Bei Endorphinen handelt es sich um Opioidpeptide, die vom Körper selbst produziert werden. Ihre Unterscheidung erfolgt meist in die drei Haupttypen:

  • Alpha-Endorphine
  • Beta-Endorphine
  • Gamma-Endorphine

Die Botenstoffe (Neurotransmitter) werden in den Zellen des peripheren und zentralen Nervensystems (Hypophyse und Hypothalamus) sowie in bestimmten Zellen des Immunsystems gebildet.

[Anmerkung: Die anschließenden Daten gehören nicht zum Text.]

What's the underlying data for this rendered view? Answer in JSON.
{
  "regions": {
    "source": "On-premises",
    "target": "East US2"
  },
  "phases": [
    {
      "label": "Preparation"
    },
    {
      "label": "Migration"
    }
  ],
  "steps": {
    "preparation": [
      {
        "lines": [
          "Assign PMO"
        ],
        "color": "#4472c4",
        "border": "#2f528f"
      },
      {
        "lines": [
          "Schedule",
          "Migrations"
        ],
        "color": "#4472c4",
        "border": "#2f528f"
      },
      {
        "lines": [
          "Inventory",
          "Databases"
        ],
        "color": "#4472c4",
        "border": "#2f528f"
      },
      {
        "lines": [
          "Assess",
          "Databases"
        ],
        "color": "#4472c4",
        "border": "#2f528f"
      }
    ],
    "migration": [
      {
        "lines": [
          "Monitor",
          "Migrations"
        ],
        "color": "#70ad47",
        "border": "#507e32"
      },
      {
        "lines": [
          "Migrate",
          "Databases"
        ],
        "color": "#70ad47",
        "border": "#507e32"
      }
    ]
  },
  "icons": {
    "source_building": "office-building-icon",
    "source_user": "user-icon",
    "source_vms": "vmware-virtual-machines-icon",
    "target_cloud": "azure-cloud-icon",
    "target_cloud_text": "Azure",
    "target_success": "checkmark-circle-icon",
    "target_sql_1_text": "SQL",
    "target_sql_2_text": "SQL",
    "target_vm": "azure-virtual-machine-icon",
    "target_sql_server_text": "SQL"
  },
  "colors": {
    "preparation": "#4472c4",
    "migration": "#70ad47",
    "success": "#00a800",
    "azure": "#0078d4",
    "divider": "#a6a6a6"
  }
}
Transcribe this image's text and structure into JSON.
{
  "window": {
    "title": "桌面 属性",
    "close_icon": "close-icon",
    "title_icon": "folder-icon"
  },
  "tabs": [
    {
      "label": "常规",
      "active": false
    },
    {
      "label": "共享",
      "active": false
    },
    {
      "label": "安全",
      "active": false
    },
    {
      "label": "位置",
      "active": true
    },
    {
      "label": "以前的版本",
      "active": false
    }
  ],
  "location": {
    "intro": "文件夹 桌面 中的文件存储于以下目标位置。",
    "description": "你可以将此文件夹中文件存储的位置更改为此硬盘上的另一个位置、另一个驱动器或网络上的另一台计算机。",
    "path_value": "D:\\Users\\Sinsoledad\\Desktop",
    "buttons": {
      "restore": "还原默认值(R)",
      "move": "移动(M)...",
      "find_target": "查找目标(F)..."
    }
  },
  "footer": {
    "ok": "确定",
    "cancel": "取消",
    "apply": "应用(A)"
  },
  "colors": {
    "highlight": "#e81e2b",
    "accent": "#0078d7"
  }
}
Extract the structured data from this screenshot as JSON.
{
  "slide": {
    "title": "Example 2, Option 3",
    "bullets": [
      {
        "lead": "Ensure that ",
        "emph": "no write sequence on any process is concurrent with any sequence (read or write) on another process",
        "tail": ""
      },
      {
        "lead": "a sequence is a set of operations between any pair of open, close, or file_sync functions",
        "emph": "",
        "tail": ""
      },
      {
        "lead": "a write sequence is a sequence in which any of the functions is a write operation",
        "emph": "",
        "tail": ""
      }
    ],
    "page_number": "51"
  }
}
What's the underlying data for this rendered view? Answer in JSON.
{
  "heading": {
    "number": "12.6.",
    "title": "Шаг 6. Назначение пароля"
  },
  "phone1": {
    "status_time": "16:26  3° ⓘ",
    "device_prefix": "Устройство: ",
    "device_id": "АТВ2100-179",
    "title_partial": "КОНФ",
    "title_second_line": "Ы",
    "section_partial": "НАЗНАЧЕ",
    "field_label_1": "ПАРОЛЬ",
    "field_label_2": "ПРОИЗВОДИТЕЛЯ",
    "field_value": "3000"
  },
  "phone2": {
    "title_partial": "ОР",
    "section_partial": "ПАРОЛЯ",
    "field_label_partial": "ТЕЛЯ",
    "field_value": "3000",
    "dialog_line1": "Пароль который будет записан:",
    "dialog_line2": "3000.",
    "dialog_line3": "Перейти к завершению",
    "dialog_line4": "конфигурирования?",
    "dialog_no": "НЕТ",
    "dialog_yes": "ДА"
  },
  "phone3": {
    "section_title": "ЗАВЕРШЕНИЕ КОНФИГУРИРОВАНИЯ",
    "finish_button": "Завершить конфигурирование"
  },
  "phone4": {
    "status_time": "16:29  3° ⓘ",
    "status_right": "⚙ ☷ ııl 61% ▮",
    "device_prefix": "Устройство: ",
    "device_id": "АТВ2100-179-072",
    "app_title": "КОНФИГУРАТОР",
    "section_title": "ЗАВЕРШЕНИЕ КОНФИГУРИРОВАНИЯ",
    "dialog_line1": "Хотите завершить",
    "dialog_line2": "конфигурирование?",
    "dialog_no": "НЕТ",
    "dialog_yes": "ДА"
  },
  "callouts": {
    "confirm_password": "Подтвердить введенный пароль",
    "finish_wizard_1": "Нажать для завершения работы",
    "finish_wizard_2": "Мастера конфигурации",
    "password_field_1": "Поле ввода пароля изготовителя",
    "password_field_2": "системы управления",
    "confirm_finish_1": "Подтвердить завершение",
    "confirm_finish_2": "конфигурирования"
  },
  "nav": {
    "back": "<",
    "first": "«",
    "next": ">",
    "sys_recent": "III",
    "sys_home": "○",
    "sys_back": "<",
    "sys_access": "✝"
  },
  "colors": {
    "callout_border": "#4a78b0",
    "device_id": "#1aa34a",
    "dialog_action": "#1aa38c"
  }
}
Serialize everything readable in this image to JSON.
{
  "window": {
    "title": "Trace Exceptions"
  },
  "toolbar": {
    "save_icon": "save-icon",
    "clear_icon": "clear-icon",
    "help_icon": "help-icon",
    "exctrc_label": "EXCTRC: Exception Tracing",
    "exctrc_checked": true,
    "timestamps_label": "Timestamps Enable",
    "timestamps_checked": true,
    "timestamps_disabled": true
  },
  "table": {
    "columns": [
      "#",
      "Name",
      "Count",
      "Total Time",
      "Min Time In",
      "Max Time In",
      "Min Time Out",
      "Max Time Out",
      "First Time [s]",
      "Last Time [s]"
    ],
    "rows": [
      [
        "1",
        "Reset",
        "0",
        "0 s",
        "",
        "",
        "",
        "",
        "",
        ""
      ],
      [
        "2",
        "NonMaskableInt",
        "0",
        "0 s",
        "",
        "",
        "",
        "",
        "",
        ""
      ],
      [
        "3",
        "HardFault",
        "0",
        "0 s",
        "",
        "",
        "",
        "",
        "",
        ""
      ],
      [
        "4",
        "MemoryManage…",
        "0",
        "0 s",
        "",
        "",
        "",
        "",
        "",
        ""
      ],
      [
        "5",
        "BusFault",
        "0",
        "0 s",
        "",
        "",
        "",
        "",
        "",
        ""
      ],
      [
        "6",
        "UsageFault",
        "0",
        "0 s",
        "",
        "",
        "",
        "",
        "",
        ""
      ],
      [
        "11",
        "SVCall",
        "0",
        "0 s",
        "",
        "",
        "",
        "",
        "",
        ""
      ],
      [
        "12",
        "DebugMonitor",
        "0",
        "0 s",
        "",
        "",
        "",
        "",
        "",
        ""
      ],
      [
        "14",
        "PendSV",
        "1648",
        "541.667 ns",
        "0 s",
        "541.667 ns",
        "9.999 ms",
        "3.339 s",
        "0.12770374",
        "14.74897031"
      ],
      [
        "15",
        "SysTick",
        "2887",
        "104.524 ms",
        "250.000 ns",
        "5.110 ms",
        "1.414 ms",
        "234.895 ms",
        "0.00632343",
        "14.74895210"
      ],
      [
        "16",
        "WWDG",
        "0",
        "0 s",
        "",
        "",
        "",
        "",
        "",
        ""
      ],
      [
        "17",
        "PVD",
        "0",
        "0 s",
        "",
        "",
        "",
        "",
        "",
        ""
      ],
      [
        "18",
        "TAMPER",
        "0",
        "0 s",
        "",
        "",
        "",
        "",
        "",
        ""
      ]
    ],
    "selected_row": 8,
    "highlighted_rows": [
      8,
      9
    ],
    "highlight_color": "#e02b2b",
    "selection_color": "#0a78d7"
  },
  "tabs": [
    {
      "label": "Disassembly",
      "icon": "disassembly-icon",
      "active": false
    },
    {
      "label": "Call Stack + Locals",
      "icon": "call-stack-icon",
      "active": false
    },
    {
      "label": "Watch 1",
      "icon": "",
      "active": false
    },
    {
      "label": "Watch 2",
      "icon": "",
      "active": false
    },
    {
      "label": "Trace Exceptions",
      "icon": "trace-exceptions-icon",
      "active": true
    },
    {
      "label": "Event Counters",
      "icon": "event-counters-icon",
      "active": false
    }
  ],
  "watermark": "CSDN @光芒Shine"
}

Opioide,umgangssprachlich auch als Opiate bezeichnet, spielen als Medikamente vor allem in der Behandlung von starken Schmerzen eine Rolle. Zu den stärksten Schmerzmitteln gehört Morphin. Die vom Körper selbst produzierten Endorphine docken an denselben Rezeptoren an wie opioidhaltige Schmerzmittel. Sie werden daher auch als endogene (vom Körper produzierte) Morphine bezeichnet. Endorphine besitzen genau wie die Medikamente eine stark schmerzlindernde (analgetische) Wirkung. Bei den Endorphinen tritt diese durch eine Blockade der Schmerzreizübertragung im Hinterhorn des Rückenmarks ein. Hier findet die zentrale Umwandlung der Schmerzempfindung statt.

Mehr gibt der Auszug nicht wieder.